Tanto padre César Garcia como o porta-voz da arquidiocese não souberam responder sobre a possível punição para a atitude. “Ainda não se conhece todos os fatos dessa situação. A primeira medida foi o afastamento temporário, até para ele poder apresentar as suas explicações e defesas”, responde Luiz Henrique, frisando que o afastamento não é definitivo e vai durar o tempo que for necessário.

O fato envolvendo padre César Garcia ficará concentrado na Arquidiocese de Goiânia, que segundo padre Luiz Henrique, possui total autonomia de julgamento deste tipo, mas nada impede que “a discussão em nível público seja ampliada” e que o caso possa vir a chegar ao conhecimento do papa Francisco, por exemplo. De acordo com o porta-voz, este é o primeiro caso deste tipo que a Arquidiocese de Goiânia julga.

Discursos e atitudes

Dentre as atitudes e declarações do papa Francisco que indicam as mudanças pelas quais começa a passar a Igreja Católica está a de que não seria ninguém para julgar os gays. A declaração data da última Jornada Mundial da Juventude, sediada no Rio de Janeiro no ano passado. Sabe-se que em posição anterior à de pontífice, Jorge Mario Bergoglio chegou a se manifestar contrário à união homoafetiva, bem como a outros tabus para a instituição, como o aborto e o divórcio.

Porém, ao assumir a direção da Igreja Católica, o que começou a ser percebido com as atitudes do papa Francisco é a de reanálise dos dogmas católicos e busca pela adequação dos mesmos à realidade atual da sociedade. Em breve síntese sobre sua atitude ante à homossexualidade, em entrevista à revista jesuíta “Lá Civilta Cattolica” em setembro de 2013, Francisco disse que a religião até pode emitir opinião a respeito, mas “que Deus na criação nos fez livres”. O papa relata ao entrevistador que quando perguntando se aprovava a homossexualidade, preferiu responder com outra pergunta: “Diga-me: ‘Deus quando olha uma pessoa homossexual aprova a sua existência com afeto ou a repele condenando-a?’ É preciso sempre considerar a pessoa. Aqui entramos no mistério do homem. Na vida, Deus acompanha as pessoas e nós devemos acompanhá-las a partir da sua condição.
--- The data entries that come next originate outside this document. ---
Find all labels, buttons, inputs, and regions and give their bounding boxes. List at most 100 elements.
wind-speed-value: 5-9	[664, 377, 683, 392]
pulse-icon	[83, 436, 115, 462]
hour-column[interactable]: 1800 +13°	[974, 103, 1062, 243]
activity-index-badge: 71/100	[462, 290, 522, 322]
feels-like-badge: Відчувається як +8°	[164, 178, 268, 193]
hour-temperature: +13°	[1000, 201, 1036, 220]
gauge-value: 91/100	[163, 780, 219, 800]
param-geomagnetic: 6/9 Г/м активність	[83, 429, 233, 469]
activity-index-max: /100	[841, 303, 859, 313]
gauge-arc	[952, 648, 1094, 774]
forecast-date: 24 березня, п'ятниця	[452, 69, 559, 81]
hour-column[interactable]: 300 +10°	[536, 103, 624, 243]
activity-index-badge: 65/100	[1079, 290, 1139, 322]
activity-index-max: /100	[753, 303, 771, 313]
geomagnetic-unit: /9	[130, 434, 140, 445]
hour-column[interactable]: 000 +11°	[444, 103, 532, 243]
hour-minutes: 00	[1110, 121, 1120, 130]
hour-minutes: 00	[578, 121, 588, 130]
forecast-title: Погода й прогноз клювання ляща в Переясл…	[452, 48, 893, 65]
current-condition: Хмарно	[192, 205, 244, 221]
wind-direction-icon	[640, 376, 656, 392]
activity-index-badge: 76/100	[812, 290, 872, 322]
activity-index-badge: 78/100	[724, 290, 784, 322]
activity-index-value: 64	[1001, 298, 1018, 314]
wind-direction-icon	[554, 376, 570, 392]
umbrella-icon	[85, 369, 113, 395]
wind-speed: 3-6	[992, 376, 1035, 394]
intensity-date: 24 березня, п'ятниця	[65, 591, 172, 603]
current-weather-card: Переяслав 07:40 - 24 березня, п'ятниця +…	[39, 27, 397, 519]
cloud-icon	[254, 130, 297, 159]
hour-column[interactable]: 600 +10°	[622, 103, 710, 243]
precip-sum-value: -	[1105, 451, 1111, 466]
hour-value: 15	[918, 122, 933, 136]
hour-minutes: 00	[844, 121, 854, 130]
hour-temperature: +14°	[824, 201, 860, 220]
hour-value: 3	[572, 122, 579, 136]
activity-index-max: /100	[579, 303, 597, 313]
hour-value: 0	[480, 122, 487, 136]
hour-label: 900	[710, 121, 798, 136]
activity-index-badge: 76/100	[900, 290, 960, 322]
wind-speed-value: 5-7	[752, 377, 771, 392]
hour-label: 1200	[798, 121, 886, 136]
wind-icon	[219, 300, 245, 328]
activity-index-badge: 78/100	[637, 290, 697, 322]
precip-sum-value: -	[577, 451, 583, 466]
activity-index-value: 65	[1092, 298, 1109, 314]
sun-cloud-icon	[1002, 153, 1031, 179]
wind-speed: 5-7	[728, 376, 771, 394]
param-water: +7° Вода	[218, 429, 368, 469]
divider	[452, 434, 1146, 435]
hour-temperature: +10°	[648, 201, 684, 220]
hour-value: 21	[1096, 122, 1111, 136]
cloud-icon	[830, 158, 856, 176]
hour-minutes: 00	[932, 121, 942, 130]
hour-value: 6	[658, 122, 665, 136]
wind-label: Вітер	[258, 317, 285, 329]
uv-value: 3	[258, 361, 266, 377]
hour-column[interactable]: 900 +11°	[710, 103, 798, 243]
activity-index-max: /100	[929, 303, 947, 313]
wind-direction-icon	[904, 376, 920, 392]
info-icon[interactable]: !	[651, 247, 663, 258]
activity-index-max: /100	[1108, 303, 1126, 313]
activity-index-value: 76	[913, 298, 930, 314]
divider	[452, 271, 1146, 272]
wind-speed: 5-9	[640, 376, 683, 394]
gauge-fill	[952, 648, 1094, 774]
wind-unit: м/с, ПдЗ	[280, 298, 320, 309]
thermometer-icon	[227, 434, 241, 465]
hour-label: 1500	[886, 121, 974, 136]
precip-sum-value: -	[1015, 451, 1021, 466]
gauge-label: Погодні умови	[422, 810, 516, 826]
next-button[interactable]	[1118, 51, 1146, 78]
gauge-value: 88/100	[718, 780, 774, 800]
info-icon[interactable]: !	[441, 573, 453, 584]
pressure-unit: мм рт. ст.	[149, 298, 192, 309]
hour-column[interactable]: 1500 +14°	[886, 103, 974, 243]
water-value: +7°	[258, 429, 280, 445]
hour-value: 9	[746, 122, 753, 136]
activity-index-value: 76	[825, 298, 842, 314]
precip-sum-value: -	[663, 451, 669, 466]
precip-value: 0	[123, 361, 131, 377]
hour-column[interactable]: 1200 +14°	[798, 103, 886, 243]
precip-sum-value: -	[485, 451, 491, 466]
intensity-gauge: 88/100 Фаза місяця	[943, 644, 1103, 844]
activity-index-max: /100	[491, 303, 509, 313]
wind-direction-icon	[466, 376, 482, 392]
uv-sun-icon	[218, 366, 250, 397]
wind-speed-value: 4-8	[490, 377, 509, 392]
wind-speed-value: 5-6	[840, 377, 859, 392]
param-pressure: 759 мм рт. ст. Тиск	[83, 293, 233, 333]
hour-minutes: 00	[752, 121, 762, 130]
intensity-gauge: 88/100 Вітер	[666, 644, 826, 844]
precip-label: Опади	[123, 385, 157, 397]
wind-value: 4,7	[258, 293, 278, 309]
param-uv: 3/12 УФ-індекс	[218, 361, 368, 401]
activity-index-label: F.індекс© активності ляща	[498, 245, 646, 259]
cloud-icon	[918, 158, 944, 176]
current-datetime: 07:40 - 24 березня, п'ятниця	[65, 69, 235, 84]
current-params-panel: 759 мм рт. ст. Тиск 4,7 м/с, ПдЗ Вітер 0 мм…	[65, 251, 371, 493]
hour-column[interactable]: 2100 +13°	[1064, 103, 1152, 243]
É preciso acompanhá-las na misericórdia, quando isso acontece, o Espírito Santo inspira o sacerdote a dizer coisas mais justas”.

Sobre o exemplo do papa Francisco em comparação com a atitude da Arquidiocese de Goiânia em desfavor de padre César Garcia, padre Luiz Henrique disse à reportagem que é importante distinguir entre a pessoa e as atitudes. “As pessoas devem ser sempre acolhidas, e isso não significa necessariamente que nós aprovamos o que a pessoa faz.” Para exemplificar, o porta-voz citou a receptividade do papa Francisco a autoridades mundiais que o procuram, como presidentes, o que para ele não significa que o pontífice aprove situações de injustiça socais motivadas da parte desses presidentes. “Neste sentido todas as pessoas são acolhidas pela Igreja, o que não significa que todas as atitudes dessas pessoas sejam louváveis, isso não seria uma questão de homofobia”, fez questão de salientar.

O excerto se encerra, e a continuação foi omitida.